2006.2.6

當日は雪が降ってゐた。彼らはいつも昼間はこゝにゐるやうだ。私がかうしてカメラを持ってやつてくるのは、日曜日のこの時間だが、いつもゐるように思ふ。とはいつても、天気が變はつてくると一瞬目を離した隙にでも、どこかへいつてしまふが。

猫を見てゐると思ひ出す。私の實家のそばにも猫が多く集まってゐた場所があった。とはいへそれも、もう十數年前の話だ。今でも集まってゐるのだらうか。中に、人懐こい黒猫がゐた。その子をみかけなくなって、私の足はそこから遠のいていった氣がする。たとい、私が彼女(彼だったのかもしれない)にとって通りすがりの小學生だったとしても、彼女の姿態はひどく私を魅了したのだった。しかし私はなにか餌を与へたりといったことはしてゐなかったやうに思ふ。なぜだらう。

私の實家は猫を飼ふことは、商賣柄不可能だった。猫は爪とぎをするからだ。そしてそれを、本當に完璧に躾ける事は難しい。犬と違って非常に身輕であるから、家族は樣樣なことを危惧してゐた。諸々の理由から、私の家に猫が侵入することはほゞなかったのだった。

私は猫が好きだ。一緒に生活したい。しかし、不思議と私は猫に恐怖すら覚える。彼らは、きはめて人間に近いと感じるからだ。もちろん猫も十人(匹)十色、さまざまな性格がゐるのはわかってゐても…。彼らは、果たして私のやうな人間と一生を、ともに過ごすだらうか?きはめて限られた人間しかさうしないやうに、彼らはおそらく私の空間から立ち去っていく氣がする。寿命の理由ではなくて…。 
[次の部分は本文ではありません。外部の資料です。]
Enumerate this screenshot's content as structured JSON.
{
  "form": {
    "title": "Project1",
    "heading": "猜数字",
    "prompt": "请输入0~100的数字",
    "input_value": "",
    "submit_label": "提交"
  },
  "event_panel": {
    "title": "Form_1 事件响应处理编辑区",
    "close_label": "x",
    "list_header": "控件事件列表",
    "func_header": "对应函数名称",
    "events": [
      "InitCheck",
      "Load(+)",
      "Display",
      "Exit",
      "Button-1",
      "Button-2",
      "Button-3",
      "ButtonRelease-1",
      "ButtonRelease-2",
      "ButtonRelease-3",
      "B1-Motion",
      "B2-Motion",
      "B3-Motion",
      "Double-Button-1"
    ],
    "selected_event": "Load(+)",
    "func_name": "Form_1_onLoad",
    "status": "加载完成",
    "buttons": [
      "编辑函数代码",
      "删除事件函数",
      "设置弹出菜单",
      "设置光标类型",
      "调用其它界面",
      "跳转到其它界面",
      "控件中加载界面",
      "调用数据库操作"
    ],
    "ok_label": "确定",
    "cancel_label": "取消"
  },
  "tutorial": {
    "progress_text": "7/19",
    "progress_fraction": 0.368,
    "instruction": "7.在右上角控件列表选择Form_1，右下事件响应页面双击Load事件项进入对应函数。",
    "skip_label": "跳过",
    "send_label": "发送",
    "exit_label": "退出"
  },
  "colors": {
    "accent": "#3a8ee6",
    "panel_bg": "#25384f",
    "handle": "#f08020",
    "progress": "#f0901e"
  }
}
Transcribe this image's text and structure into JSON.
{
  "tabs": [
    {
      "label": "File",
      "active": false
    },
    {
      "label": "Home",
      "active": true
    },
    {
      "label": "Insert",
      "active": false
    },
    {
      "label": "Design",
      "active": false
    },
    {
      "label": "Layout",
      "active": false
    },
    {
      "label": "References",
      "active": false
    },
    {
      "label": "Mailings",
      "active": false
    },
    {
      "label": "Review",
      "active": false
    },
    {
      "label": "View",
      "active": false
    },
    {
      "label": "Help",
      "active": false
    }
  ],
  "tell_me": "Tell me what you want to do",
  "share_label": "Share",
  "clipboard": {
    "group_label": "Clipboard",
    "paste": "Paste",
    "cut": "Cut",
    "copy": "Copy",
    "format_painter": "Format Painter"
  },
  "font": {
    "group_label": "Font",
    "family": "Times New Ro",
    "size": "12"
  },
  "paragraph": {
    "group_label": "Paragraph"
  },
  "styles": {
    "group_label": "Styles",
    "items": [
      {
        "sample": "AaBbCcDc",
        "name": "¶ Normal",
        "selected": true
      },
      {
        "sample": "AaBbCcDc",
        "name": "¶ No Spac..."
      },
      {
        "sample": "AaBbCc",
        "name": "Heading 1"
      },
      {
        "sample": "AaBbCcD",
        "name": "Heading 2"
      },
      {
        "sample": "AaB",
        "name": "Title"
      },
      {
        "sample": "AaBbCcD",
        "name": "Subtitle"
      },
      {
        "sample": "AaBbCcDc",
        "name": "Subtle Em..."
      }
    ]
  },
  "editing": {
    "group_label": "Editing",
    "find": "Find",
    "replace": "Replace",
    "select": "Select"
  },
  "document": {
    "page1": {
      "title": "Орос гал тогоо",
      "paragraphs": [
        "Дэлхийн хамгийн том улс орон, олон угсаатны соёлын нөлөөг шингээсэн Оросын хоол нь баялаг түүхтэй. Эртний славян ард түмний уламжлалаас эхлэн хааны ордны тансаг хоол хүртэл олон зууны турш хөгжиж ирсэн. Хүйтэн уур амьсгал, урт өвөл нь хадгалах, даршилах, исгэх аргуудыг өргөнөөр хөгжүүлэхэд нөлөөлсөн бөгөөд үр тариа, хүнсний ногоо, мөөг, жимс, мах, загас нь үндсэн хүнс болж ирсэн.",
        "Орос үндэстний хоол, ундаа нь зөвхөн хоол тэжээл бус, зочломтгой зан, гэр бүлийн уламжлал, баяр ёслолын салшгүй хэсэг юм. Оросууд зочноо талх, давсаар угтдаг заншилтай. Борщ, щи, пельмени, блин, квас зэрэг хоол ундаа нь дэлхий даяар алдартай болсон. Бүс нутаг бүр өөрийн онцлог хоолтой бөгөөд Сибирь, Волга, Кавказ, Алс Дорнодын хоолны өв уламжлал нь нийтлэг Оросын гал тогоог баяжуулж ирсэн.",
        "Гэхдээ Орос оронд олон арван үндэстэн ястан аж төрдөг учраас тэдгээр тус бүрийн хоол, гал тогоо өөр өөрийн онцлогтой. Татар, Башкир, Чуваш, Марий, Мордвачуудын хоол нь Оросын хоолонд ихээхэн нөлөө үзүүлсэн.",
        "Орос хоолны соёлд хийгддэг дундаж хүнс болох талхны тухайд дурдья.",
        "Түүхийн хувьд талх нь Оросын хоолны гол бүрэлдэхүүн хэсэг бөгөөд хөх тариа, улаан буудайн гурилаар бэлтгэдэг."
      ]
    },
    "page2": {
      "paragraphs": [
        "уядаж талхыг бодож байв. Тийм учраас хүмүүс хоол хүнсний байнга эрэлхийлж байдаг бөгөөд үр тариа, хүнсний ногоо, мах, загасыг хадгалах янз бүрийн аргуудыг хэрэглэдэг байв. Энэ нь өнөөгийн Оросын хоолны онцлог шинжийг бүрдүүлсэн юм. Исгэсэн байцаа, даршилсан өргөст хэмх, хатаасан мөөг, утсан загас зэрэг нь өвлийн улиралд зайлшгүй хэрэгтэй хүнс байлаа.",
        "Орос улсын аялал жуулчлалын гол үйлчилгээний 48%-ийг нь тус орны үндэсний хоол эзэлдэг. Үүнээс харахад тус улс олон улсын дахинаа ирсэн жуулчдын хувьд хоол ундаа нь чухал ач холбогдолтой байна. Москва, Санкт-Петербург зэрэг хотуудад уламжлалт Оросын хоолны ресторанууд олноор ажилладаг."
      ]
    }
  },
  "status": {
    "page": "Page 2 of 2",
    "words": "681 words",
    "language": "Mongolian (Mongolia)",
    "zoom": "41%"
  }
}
こゝまで書いてゐて気づいたが、私は少しづつ言葉を取り戻してゐるやうだった。私が六年ほど前の自分に戻るには、もうしばらくかゝりさうだ。(もっとも、本當に戻らうとしてゐるわけでも、今ある現實から違ふものを取り戻そうとしてゐるのでもない)

猫といふと、milkさんが以前飼ってゐた猫を、思ひ出す。(もうそのログは残ってゐない。私がかけたといふ言葉も、私は再現できない。当時の素直な氣持ちを述べたまでだった。慰めになったのかわからない。ただ、私はおそらくmilkさんの何万分の一かしか、その感情をわかってあげてゐられないが、それでも悲しかった。) 短い時間だからといって、パートナーを失ふことの重みは、變はらない。おそらく、實家のあの犬が死んだとき、私は自分の中の一部を殺してしまふのだらう。

私は弱いので、多くのものを殺してしまはなければ、悲しみに耐へられない。

私の中の多くのものだ。

話がそれたが、猫を撮った後、私は植木鉢を撮った。葉のしづかな青さを寫したかった。それから、仙人掌を撮った。二つ並んでいた。戸の向かふの雪が融けるのを待ってゐるやうに見えた。

私も誰かを待ってゐる。

その誰か、は、わかってゐても待つことが必要なのだ。